St John the Divine dominates the surrounding countryside, is highly visible, situated right at the edge of the village on a fairly busy road and is therefore, obviously, locked.

Having made a specific journey out of my catchment area to visit this church, which internet research (unusual I know), led me to believe would be open, this was particularly galling - it's bloody magnificent though.

ST JOHN BAPTIST. W tower with ‘probably the finest flint and stone devices’ of Suffolk (Cautley). They include two chalices and a lily in a vase. Many emblems and initials in the battlements and also panelling. S aisle (much renewed) and S porch also with flushwork emblems; N aisle of 1872; chancel of 1864. Perp five-bay arcade. The clerestory not with double the number of windows. Inside below the windows a fleuron frieze. On this wall shafts for the former roof. - FONT. Base with Ox, two Eagles, Pelican. Bowl with shields in foiled shapes. On the shields the letters of the name I. Hedge. Retooled. - PARCLOSE SCREEN. Good, with two-light divisions. - BENCH ENDS. Some, with poppy-heads and blank tracery. - MONUMENT. Sir Robert Gardener d. 1619. Standing monument with stiff semi-reclining figure. By his feet a rhinoceros, his crest. To the l. his son, kneeling. At the foot of the monument lie Sir Robert’s robes and part of his armour. Two columns carry a large coffered arch. - (CHURCHYARD CROSS. The base is old and has good carvings. LG).


St John the Divine (1)

St John the Divine (2)

ELMSWELL. To this village in 1433 came the devout young Henry the Sixth, guest of the Abbot of Bury St Edmunds, who was lord of the manor here with a Grange where a king might dwell in comfort. The abbot and his royal visitor would have come riding along the lord’s highway which linked this place with the abbey eight miles away, and parts of it can still be traced.

On a green hill above a little stream is a splendid church of the 14th and 15th centuries. The porch and the tower are remarkable for their elaborate flint and stone ornament with wheels and crosses, and pots of lilies running round the base of the tower, on the buttresses, and along the parapets. On a buttress near the priest’s door is a mass dial.

Inside above the south door is a grim old stone head. The line lofty tower arch rests on two round columns with graceful capitals. There is a 14th century font with a bowl supported by eight angels and guarded by three eagles and a stag, ten richly-carved 14th century benches with fine poppyheads, and a medieval screen with a quaint little man looking out from the tracery at the top and birds from the foliage below. The chancel has a marble tablet to Joseph Lawson, who ministered here for 54 years last century, and the north chapel has a magnificent monument to Sir Robert Gardener, a 16th century Chief Justice of Ireland.
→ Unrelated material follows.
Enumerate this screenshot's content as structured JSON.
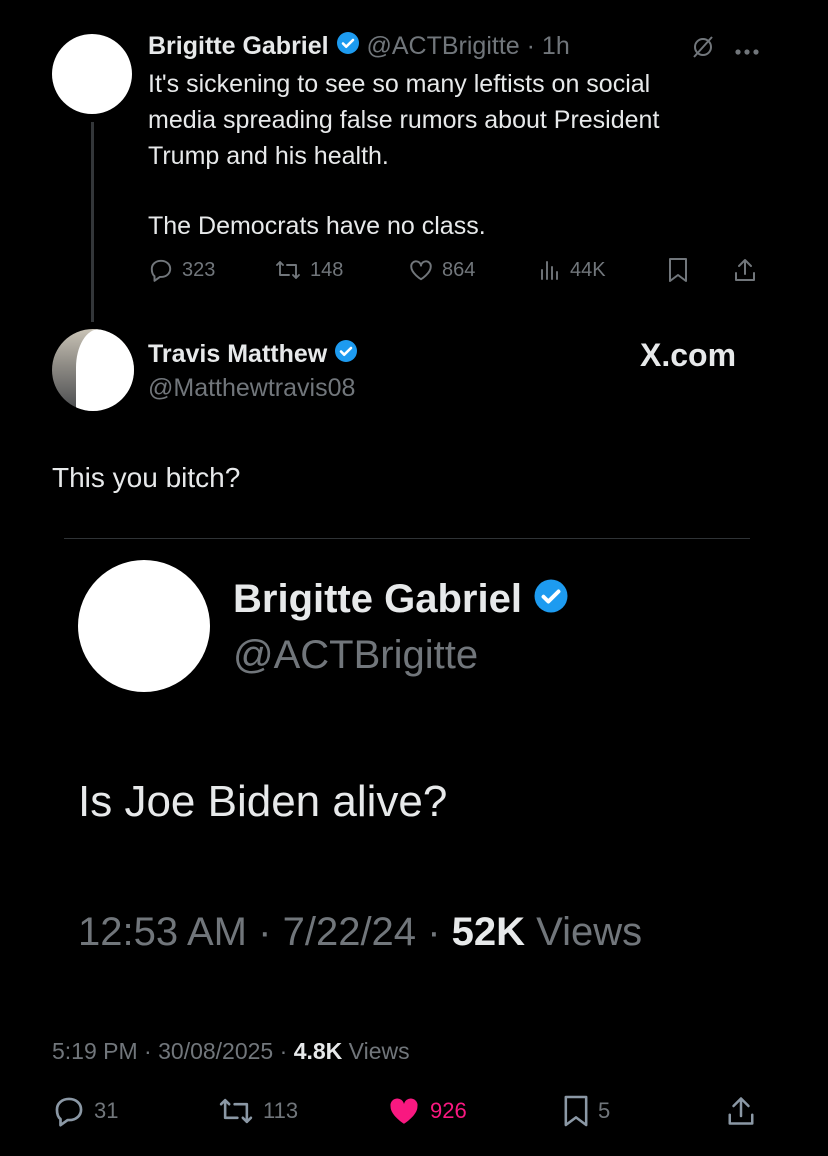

Resplendent in red robes and a blue waistcoat, his robe trimmed with gold and lined with ermine, he rests his skull-capped head on a red and green cushion, and has in one hand his gloves and in the other a book, marking the page with his finger.

At his feet kneels William, "son of good hope," richly attired, and between them is a queer heraldic creature.

The churchyard cross has a 14th century base with tracery and canopied niches, and just outside are the almshouses founded by the benevolent Irish judge.